Der Verkauf von Souvenirs und menschlischen Produkten wurde übrigens von den Obrigkeiten geduldet und machte einen nicht unbeträchtlichen Teil des Einkommens der Scharfrichter aus, von denen viele haupt- und nebenberuflich als Heilpraktiker und Veterinäre arbeiteten. Der henker musste einen Delinquenten nach der Folter gesund pflegen. Von Berufs wegen musste ein Henker über gute anatomische Kenntnisse verfügen. Mittelalterliche Scharfrichter waren einerseits gemiedene Pariahs, deren Kontakt dazu führen konnte, selbst stigmatisiert zu werden.

Es ist der Fall eines Handwerkers überliefert, der unwissentlich mit dem "Meister Hans" getrunken hatte und sich das Leben nahm. In manchen Gerichtsbezirken stand dem Scharfrichter das Recht zu, eine Delinquentin begnadigen zu können, indem er sie heiratet, wobei es Fälle gab, wo Frauen darauf verzichteten und sich lieber exekutieren ließen.
 
Die Handschuhe des Scharfrichters waren übrigens gefragte Souvenirs, die der Henker mit Gewinn weiter verkaufen konnte. Nach einer Exekution durch den Galgen, musste ein Henker viele Stricke zerschneiden, weil jeder ein Stück vom Strick als Glücksbringer haben wollte.

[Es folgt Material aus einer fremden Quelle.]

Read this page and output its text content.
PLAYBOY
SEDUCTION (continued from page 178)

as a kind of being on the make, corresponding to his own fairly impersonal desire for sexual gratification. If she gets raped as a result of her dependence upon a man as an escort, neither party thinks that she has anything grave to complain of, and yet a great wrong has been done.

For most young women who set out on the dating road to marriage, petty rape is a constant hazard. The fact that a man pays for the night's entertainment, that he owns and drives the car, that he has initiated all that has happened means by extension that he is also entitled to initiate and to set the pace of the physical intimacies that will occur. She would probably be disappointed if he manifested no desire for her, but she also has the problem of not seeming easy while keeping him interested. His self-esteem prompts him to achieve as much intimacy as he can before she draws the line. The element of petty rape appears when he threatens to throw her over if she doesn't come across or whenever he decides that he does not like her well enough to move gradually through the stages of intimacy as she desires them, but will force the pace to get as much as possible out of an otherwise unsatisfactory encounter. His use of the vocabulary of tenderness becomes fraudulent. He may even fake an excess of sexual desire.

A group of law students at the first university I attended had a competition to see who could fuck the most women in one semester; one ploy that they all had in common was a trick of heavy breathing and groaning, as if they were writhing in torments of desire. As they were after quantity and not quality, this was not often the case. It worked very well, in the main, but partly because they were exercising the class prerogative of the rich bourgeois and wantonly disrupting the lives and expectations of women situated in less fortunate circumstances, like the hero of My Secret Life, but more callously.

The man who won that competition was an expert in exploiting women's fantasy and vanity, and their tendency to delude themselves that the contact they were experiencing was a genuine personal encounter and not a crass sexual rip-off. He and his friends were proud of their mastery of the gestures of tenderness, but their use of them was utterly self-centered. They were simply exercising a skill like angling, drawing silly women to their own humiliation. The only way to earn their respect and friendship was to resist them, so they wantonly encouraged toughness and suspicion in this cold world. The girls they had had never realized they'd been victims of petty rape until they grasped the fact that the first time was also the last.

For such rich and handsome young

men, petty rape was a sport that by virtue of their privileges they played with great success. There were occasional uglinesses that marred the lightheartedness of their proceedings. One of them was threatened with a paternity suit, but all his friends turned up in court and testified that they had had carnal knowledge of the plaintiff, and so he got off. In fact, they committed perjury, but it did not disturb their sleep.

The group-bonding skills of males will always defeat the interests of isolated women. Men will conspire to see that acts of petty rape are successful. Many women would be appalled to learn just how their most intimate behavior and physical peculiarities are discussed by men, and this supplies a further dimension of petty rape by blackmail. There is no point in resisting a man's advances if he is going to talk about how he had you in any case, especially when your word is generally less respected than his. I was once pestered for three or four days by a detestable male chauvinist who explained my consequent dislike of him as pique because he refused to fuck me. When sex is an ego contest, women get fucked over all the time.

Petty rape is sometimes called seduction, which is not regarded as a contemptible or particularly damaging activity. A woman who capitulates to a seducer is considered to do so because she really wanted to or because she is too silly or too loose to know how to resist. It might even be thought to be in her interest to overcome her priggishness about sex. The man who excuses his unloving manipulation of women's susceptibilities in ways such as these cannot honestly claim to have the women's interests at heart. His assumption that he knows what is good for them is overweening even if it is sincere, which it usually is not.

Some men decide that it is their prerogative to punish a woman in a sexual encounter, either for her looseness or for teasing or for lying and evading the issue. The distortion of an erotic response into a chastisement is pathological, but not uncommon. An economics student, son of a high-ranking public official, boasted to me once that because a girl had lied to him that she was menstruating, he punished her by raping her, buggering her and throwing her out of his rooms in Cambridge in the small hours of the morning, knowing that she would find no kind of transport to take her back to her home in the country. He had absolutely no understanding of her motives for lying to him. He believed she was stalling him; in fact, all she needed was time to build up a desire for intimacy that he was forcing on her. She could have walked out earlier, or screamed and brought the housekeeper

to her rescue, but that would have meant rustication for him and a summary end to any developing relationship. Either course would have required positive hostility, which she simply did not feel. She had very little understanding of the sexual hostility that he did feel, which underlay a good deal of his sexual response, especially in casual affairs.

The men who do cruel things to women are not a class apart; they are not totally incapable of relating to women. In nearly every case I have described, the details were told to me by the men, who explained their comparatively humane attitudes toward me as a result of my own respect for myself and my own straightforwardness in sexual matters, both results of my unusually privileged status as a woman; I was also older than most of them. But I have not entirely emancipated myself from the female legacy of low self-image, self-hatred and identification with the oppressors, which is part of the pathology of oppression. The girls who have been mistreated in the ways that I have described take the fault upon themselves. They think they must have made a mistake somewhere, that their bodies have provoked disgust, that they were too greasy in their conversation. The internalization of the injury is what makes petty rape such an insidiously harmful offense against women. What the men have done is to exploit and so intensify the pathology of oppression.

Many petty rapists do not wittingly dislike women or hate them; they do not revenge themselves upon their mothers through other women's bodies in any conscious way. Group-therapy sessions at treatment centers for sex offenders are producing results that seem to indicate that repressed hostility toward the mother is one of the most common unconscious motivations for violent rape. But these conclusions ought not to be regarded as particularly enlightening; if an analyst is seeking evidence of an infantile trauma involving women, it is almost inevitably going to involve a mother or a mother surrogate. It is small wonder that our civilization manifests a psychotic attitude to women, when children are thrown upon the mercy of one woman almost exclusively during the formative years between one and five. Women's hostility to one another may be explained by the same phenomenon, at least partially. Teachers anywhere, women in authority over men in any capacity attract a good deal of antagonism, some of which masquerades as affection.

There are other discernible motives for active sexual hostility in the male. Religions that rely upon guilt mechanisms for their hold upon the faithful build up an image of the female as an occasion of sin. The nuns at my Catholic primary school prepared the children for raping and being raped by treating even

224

Naja im Mittelalter war das eher gegenteilig... zumindest Mancherorts. Dort waren die Utensilien des Henkers mehr tabuisiert, wie ich es schon erwähnt hatte, dass durch Berührung eines Henkerutensils einen der Makel der Unehrlichkeit treffen konnte. Ein Henker konnte die Utensilien, eben auch die erwähnten Seile, ja frei auf dem Markt kaufen, sobald sie in seinem Besitz waren, schlug das ganze um. War so ähnlich wie mit dem abgeschlagenen Kopf, durch den man bei Berührung eben auch aus der Gemeinschaft ausgestoßen werden konnte, da man in die Sphäre des Henkers eingegriffen hatte. Aber das war wie gesagt nich überall so.